Per sfruttarla al meglio, però, è essenziale capire cosa l’assistente può fare e soprattutto cosa non può controllare del robotaxi.

Waymo Ojai: come funziona Gemini e cosa fa in corsa

Gemini in Waymo è un assistente conversazionale integrato negli schermi dell’Ojai: i passeggeri lo attivano toccando un’icona e da lì possono dialogare a voce o tramite touch. Il sistema gestisce i principali controlli di cabina, come climatizzazione e illuminazione, mostra e spiega il percorso, aggiorna su eventuali deviazioni e risponde a domande sul servizio e sul funzionamento del robotaxi.

Oltre alla parte “di bordo”, Gemini si comporta come un normale assistente AI: durante il tragitto può suggerire un ristorante in zona, dare indicazioni su cosa c’è da vedere in quartiere o aiutare a tradurre una frase se i passeggeri non parlano la lingua locale.

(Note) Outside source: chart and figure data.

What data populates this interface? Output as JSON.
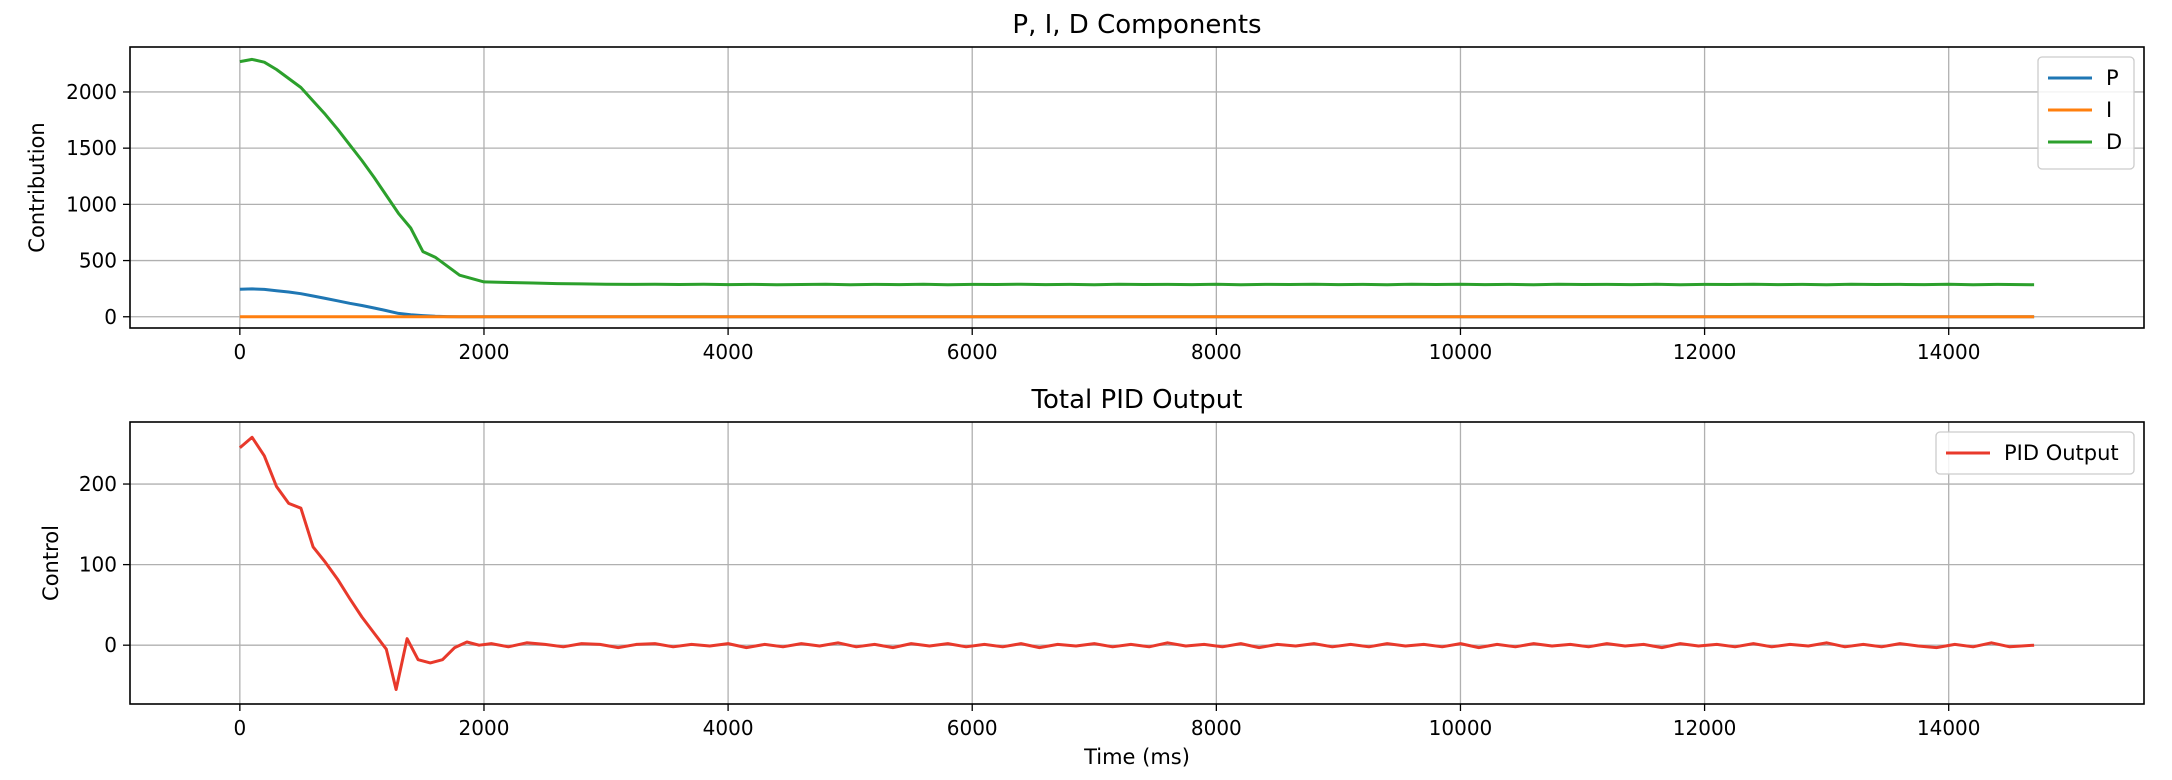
{
  "chart_data": [
    {
      "type": "line",
      "title": "P, I, D Components",
      "xlabel": "",
      "ylabel": "Contribution",
      "xlim": [
        -900,
        15600
      ],
      "ylim": [
        -100,
        2400
      ],
      "xticks": [
        0,
        2000,
        4000,
        6000,
        8000,
        10000,
        12000,
        14000
      ],
      "yticks": [
        0,
        500,
        1000,
        1500,
        2000
      ],
      "grid": true,
      "legend": "top-right",
      "series": [
        {
          "name": "P",
          "color": "#1f77b4",
          "x": [
            0,
            100,
            200,
            300,
            400,
            500,
            600,
            700,
            800,
            900,
            1000,
            1100,
            1200,
            1300,
            1400,
            1500,
            1600,
            1700,
            1800,
            2000,
            4000,
            6000,
            8000,
            10000,
            12000,
            14000,
            14700
          ],
          "y": [
            245,
            248,
            243,
            232,
            220,
            205,
            185,
            163,
            142,
            120,
            100,
            78,
            55,
            30,
            18,
            10,
            4,
            1,
            0,
            0,
            0,
            0,
            0,
            0,
            0,
            0,
            0
          ]
        },
        {
          "name": "I",
          "color": "#ff7f0e",
          "x": [
            0,
            2000,
            4000,
            6000,
            8000,
            10000,
            12000,
            14000,
            14700
          ],
          "y": [
            0,
            0,
            0,
            0,
            0,
            0,
            0,
            0,
            0
          ]
        },
        {
          "name": "D",
          "color": "#2ca02c",
          "x": [
            0,
            100,
            200,
            300,
            400,
            500,
            600,
            700,
            800,
            900,
            1000,
            1100,
            1200,
            1300,
            1400,
            1500,
            1600,
            1700,
            1800,
            2000,
            2200,
            2400,
            2600,
            2800,
            3000,
            3200,
            3400,
            3600,
            3800,
            4000,
            4200,
            4400,
            4600,
            4800,
            5000,
            5200,
            5400,
            5600,
            5800,
            6000,
            6200,
            6400,
            6600,
            6800,
            7000,
            7200,
            7400,
            7600,
            7800,
            8000,
            8200,
            8400,
            8600,
            8800,
            9000,
            9200,
            9400,
            9600,
            9800,
            10000,
            10200,
            10400,
            10600,
            10800,
            11000,
            11200,
            11400,
            11600,
            11800,
            12000,
            12200,
            12400,
            12600,
            12800,
            13000,
            13200,
            13400,
            13600,
            13800,
            14000,
            14200,
            14400,
            14700
          ],
          "y": [
            2270,
            2290,
            2265,
            2200,
            2120,
            2040,
            1920,
            1800,
            1670,
            1530,
            1390,
            1240,
            1080,
            920,
            790,
            580,
            530,
            450,
            370,
            310,
            305,
            300,
            295,
            292,
            290,
            288,
            290,
            287,
            289,
            286,
            288,
            285,
            287,
            289,
            285,
            288,
            286,
            289,
            285,
            288,
            287,
            290,
            286,
            288,
            285,
            289,
            287,
            288,
            286,
            289,
            285,
            288,
            287,
            290,
            286,
            288,
            285,
            289,
            287,
            290,
            286,
            288,
            285,
            289,
            287,
            288,
            286,
            289,
            285,
            288,
            287,
            290,
            286,
            288,
            285,
            289,
            287,
            288,
            286,
            289,
            285,
            288,
            285
          ]
        }
      ]
    },
    {
      "type": "line",
      "title": "Total PID Output",
      "xlabel": "Time (ms)",
      "ylabel": "Control",
      "xlim": [
        -900,
        15600
      ],
      "ylim": [
        -73,
        277
      ],
      "xticks": [
        0,
        2000,
        4000,
        6000,
        8000,
        10000,
        12000,
        14000
      ],
      "yticks": [
        0,
        100,
        200
      ],
      "grid": true,
      "legend": "top-right",
      "series": [
        {
          "name": "PID Output",
          "color": "#e8392b",
          "x": [
            0,
            100,
            200,
            300,
            400,
            500,
            600,
            700,
            800,
            900,
            1000,
            1100,
            1200,
            1280,
            1370,
            1460,
            1560,
            1660,
            1760,
            1860,
            1960,
            2060,
            2200,
            2350,
            2500,
            2650,
            2800,
            2950,
            3100,
            3250,
            3400,
            3550,
            3700,
            3850,
            4000,
            4150,
            4300,
            4450,
            4600,
            4750,
            4900,
            5050,
            5200,
            5350,
            5500,
            5650,
            5800,
            5950,
            6100,
            6250,
            6400,
            6550,
            6700,
            6850,
            7000,
            7150,
            7300,
            7450,
            7600,
            7750,
            7900,
            8050,
            8200,
            8350,
            8500,
            8650,
            8800,
            8950,
            9100,
            9250,
            9400,
            9550,
            9700,
            9850,
            10000,
            10150,
            10300,
            10450,
            10600,
            10750,
            10900,
            11050,
            11200,
            11350,
            11500,
            11650,
            11800,
            11950,
            12100,
            12250,
            12400,
            12550,
            12700,
            12850,
            13000,
            13150,
            13300,
            13450,
            13600,
            13750,
            13900,
            14050,
            14200,
            14350,
            14500,
            14700
          ],
          "y": [
            245,
            258,
            235,
            197,
            176,
            170,
            122,
            103,
            82,
            58,
            35,
            15,
            -5,
            -55,
            8,
            -18,
            -22,
            -18,
            -3,
            4,
            0,
            2,
            -2,
            3,
            1,
            -2,
            2,
            1,
            -3,
            1,
            2,
            -2,
            1,
            -1,
            2,
            -3,
            1,
            -2,
            2,
            -1,
            3,
            -2,
            1,
            -3,
            2,
            -1,
            2,
            -2,
            1,
            -2,
            2,
            -3,
            1,
            -1,
            2,
            -2,
            1,
            -2,
            3,
            -1,
            1,
            -2,
            2,
            -3,
            1,
            -1,
            2,
            -2,
            1,
            -2,
            2,
            -1,
            1,
            -2,
            2,
            -3,
            1,
            -2,
            2,
            -1,
            1,
            -2,
            2,
            -1,
            1,
            -3,
            2,
            -1,
            1,
            -2,
            2,
            -2,
            1,
            -1,
            3,
            -2,
            1,
            -2,
            2,
            -1,
            -3,
            1,
            -2,
            3,
            -2,
            0
          ]
        }
      ]
    }
  ]
}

Se, ad esempio, si chiede di accostare prima della destinazione, l’assistente inoltra la richiesta al sistema di viaggio, ma senza toccare direttamente la guida del veicolo.

Nuova interfaccia a tre schermi: comfort e Calm Mode

La nuova esperienza Ojai introduce la prima grande revisione dell’interfaccia utente Waymo da anni: a bordo ci sono tre schermi, che cambiano contenuto a seconda dei posti occupati. Chi siede davanti può avere una vista più “di mappa” o informazioni sull’arrivo, chi sta dietro può concentrarsi su intrattenimento, controlli di comfort o spiegazioni su come funziona il robotaxi, con un layout su misura per ogni posizione.

Tra le novità c’è la Calm Mode, una modalità che riduce al minimo le informazioni mostrate: restano solo gli elementi essenziali sul viaggio, come tempo rimanente e tappa successiva, mentre notifiche e dettagli grafici più invasivi spariscono. Per chi teme il sovraccarico di schermi e indicatori tipico dei primi robotaxi, è un passo verso un’esperienza più vicina a quella di un normale viaggio in auto con autista.

Waymo Ojai

A bordo ci sono tre schermi, che cambiano contenuto a seconda dei posti occupati

Foto di: Waymo

Gemini, Waymo Driver e sicurezza: cosa non controlla l’AI

Waymo sottolinea che Gemini non controlla alcun aspetto del movimento o della navigazione dell’Ojai: l’assistente non sterza, non frena e non pianifica le traiettorie. Tutto questo resta nelle mani del Waymo Driver, il software di guida autonoma che elabora i dati di sensori e mappe in tempo reale. Gemini non ha accesso diretto a questi dati di guida e non può modificarne il comportamento.

Per chi guarda alla sicurezza e alla privacy, questo significa che le richieste gestite dall’assistente – dal cambiare la temperatura al chiedere una sosta – vengono tradotte in comandi di alto livello, senza che l’AI possa “aggirare” i limiti fissati dal sistema di guida. Una separazione pensata per evitare che funzioni sperimentali, o prompt creativi dei passeggeri, abbiano impatto su frenate, manovre o routing del veicolo.

Robotaxi, Gemini e sfida nella mobilità autonoma urbana

L’integrazione di un assistente AI in cabina sposta l’asticella nella corsa ai robotaxi: non si gioca più soltanto su chi ha il miglior algoritmo di guida, ma su chi riesce a offrire la migliore esperienza passeggeri. Nel panorama che va dalle sperimentazioni in Europa ai progetti in Nord America, questo approccio “salotto su ruote” affianca l’idea di robotaxi più minimalista vista su altri fronti, per esempio nei piani per i futuri robotaxi Tesla.

Per chi segue lo sviluppo della mobilità autonoma condivisa, la combinazione Ojai+Gemini offre un assaggio di come potrebbero evolvere i servizi urbani: veicoli nati per il ride‑hailing, interfacce pensate più come app che come cruscotti e assistenti capaci di gestire la relazione con il passeggero. Uno scenario che dialoga con i test di altri operatori come i robotaxi Zoox di Amazon o i primi progetti di Apollo Go a Londra, e che rende sempre più sottile il confine tra auto, servizio e spazio digitale in movimento.